A única voz verdadeiramente poderosa para comentar a pesquisa perturbadora é a do bispo Giampaolo Crepaldi, que fala da “fé líquida”, da aceitação da secularização, da remoção da lei natural do horizonte católico, em harmonia com Bento XVI, que denunciou o “colapso da teologia moral católica”. Essa remoção eliminou a noção de direito natural e lei moral natural, perdendo a ideia de que é possível conhecer a natureza e a ordem dos princípios éticos. À objeção de que a fé não é uma ética, Crepaldi responde que o cristianismo “tem” uma ética. O problema – imenso – é que ela não é mais transmitida, ensinada, reivindicada, com as consequências que vemos. Para julgar a realidade, são necessários critérios, mas a Igreja não é mais capaz de fornecê-los.

Nossa conclusão – que Crepaldi não pode compartilhar por dever de ofício – é que os pastores não acreditam mais na ética e nos princípios católicos. Perdidos os critérios de julgamento, as pessoas ficam privadas de discernimento e acabam aceitando o inaceitável. Além disso, legiões de “inovadores” imprudentes, “em vez de confirmar os fiéis na verdade, semeiam dúvidas, criam incerteza e desorientação”. O chamado ao diálogo torna-se um álibi para justificar a inércia, o silêncio ou a aquiescência. Diante de leis injustas, princípios morais invertidos, não se pode limitar à discussão, pois “a moral não se baseia no resultado de um debate público”.

A religião apela ao eterno, não ao contingente: não pode mudar de opinião sobre tudo ou contradizer o ensinamento de sempre. Desorientar significa lançar o povo de Deus nos braços de seus inimigos. O inferno, disse Bergoglio certa vez, está vazio, pela misericórdia de Deus.Se assim fosse, não faria sentido distinguir o bem do mal. É o que está acontecendo com os crentes, por causa dos pastores que abandonam aos lobos ou subestimam a dimensão gigantesca dos desafios antropológicos, existenciais, éticos e espirituais em curso.

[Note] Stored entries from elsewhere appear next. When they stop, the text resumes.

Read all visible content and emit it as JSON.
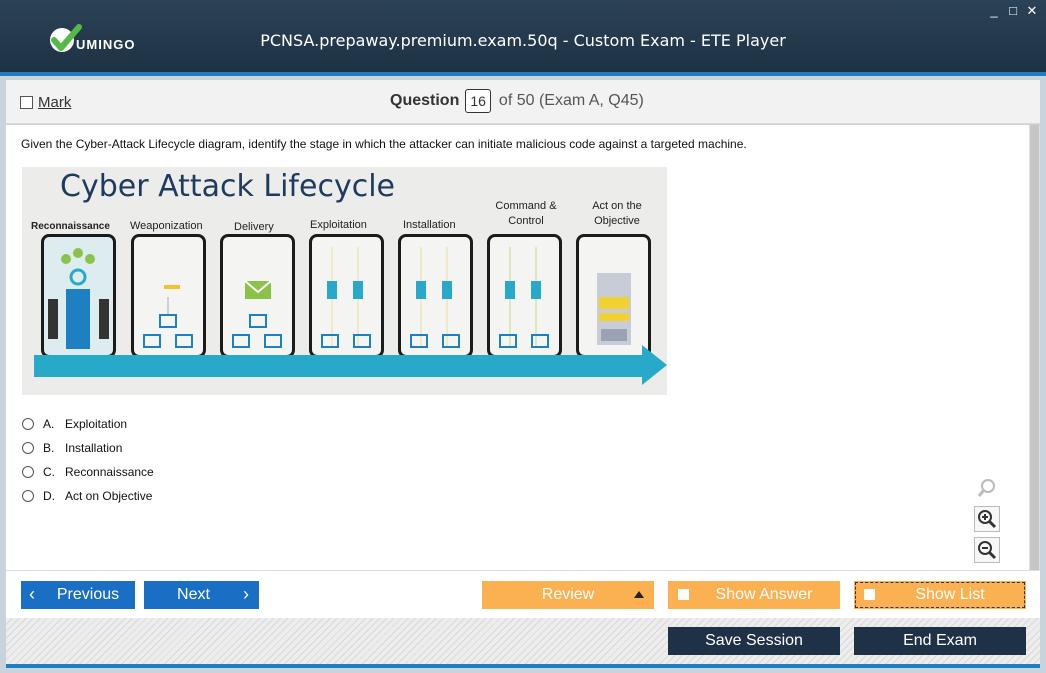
{
  "app": {
    "logo_text": "UMINGO",
    "window_title": "PCNSA.prepaway.premium.exam.50q - Custom Exam - ETE Player",
    "window_controls": [
      "_",
      "□",
      "✕"
    ]
  },
  "question_header": {
    "mark_label": "Mark",
    "question_word": "Question",
    "question_number": "16",
    "of_text": "of 50 (Exam A, Q45)"
  },
  "question": {
    "text": "Given the Cyber-Attack Lifecycle diagram, identify the stage in which the attacker can initiate malicious code against a targeted machine.",
    "diagram": {
      "title": "Cyber Attack Lifecycle",
      "stages": [
        "Reconnaissance",
        "Weaponization",
        "Delivery",
        "Exploitation",
        "Installation",
        "Command & Control",
        "Act on the Objective"
      ]
    },
    "options": [
      {
        "letter": "A.",
        "text": "Exploitation"
      },
      {
        "letter": "B.",
        "text": "Installation"
      },
      {
        "letter": "C.",
        "text": "Reconnaissance"
      },
      {
        "letter": "D.",
        "text": "Act on Objective"
      }
    ]
  },
  "nav": {
    "previous": "Previous",
    "next": "Next",
    "review": "Review",
    "show_answer": "Show Answer",
    "show_list": "Show List",
    "save_session": "Save Session",
    "end_exam": "End Exam"
  },
  "colors": {
    "titlebar": "#1d3244",
    "accent_blue": "#1a6fc4",
    "orange": "#fbb052",
    "dark_button": "#1f3146",
    "diagram_arrow": "#29a9c9"
  },
  "icons": [
    "check-logo-icon",
    "minimize-icon",
    "maximize-icon",
    "close-icon",
    "search-icon",
    "zoom-in-icon",
    "zoom-out-icon",
    "chevron-left-icon",
    "chevron-right-icon",
    "triangle-up-icon"
  ]
}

Cumpriram, há meio século, a escolha antropológica”. Portanto, que eles defendam o homem: dos maus professores, do mal transformado em bem, de si mesmo. Caso contrário, a pergunta do próprio Jesus no Evangelho de Lucas terá sido respondida: “mas quando vier o Filho do homem, porventura encontrará fé na terra? É a noite de San Lorenzo dos católicos, aquela das estrelas cadentes.

* Referência a batalha de Kobarid (Caporetto em italiano) na primeira guerra mundial, onde os exércitos do Reino da Itália, sofreram uma grande derrota para o Império Austro-Húngaro e seus aliados alemães. Após essa derrota, o termo “Caporetto” se tornou sinônimo de derrota e desastre na língua italiana.